Defendants contend Collect Co has incurred approximately $25,000.00 in legal fees and costs in this action. (Ammar Decl., ¶ 27.) Defendants further contend Collect Co incurred approximately $275,000.00 and $50,000.00 in two other related actions (Ammar Decl., ¶¶ 22-26.)
Considering the history of this litigation and Plaintiffs’ conduct, including Plaintiffs’ multiple filings to obtain the same relief while making the same rejected contentions, the Court finds a reduced amount of $100,000.00 to be reasonable.
Likely Use of Generative Artificial Intelligence
This is now the third time the Court has addressed Plaintiffs’ apparent use of artificial intelligence (AI) in their filings with the Court.
On 12/8/25, the Court noted “pinpoint cites referred to in Plaintiff’s declaration do not exist as quoted and does not apply” and stated “[p]hantom citations will not be considered.” (ROA 412.)
On 4/27/26, the Court again noted Plaintiffs’ opposition included quotations that are not found in the cases cited. The Court admonished Plaintiffs to carefully read and verify citations used in any future filings with the Court and that the failure to do so may result in the imposition of monetary sanctions and other appropriate corrective action. (ROA 453.)
The Court now notes for the third time Plaintiffs have included quotations or propositions that are not found in the cases cited. For example, while Plaintiffs cite Alvarez v. Wells Fargo Bank (2013) 216 Cal.App.4th 1191, 1203-1204 at page 9, line 27 of the opposition, no such case exists, nor does a different unpublished case with the same name address any of the issues relevant to this motion.
Similarly, Plaintiffs cite to Garcia v. Lacey (2014) 231 Cal.App.4th 402, 407-408 for various propositions that are unsupported by this case. The same issue applies to Plaintiffs’ citation of Tokerud v.

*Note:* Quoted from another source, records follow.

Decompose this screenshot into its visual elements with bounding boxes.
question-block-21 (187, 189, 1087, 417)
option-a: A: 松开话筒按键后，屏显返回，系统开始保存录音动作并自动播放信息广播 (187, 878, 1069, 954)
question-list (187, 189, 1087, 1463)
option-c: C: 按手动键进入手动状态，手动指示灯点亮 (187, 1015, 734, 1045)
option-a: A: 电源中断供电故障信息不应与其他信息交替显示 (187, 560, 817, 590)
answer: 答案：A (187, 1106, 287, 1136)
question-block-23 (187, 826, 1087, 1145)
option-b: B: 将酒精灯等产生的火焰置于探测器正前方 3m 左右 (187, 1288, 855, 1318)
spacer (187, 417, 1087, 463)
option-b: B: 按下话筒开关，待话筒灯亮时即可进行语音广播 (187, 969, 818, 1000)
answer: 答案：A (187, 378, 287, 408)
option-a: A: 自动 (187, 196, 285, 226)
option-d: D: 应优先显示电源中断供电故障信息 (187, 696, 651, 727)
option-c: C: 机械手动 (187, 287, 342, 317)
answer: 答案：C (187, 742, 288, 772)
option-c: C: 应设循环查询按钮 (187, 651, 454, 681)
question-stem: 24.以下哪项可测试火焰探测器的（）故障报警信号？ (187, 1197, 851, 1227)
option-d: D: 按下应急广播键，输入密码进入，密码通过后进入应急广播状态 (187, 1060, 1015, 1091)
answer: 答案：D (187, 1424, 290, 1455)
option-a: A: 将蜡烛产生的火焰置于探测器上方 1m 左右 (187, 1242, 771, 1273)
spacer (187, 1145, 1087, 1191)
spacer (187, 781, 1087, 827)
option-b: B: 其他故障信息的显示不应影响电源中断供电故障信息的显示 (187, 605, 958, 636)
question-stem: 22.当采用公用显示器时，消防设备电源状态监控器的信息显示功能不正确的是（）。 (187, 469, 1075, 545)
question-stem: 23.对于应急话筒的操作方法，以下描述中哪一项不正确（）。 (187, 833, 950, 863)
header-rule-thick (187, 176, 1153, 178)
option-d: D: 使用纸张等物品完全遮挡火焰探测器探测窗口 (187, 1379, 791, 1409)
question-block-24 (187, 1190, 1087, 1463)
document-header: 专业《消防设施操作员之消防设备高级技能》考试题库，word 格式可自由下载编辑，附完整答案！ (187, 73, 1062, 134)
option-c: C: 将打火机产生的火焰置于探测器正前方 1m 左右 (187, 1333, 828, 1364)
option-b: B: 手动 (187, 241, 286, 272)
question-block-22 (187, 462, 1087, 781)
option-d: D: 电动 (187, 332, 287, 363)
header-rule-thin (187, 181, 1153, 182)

Capitolbank Sacramento (1995) 38 Cal.App.4th 775, 779-780.
As such, Plaintiffs appear to have violate the Court’s prior order to carefully read and verify citations used in any future filings with the Court.
Plaintiffs are ordered to appear and discuss the inaccuracies and discrepancies with the court at the hearing. If the court decides to issue an order to show cause, a separate hearing will be set.
The Court GRANTS Defendants’ Motion for an Order Requiring Security and ORDERS Plaintiffs to post security in the amount of $100,000.00 within thirty (30) days.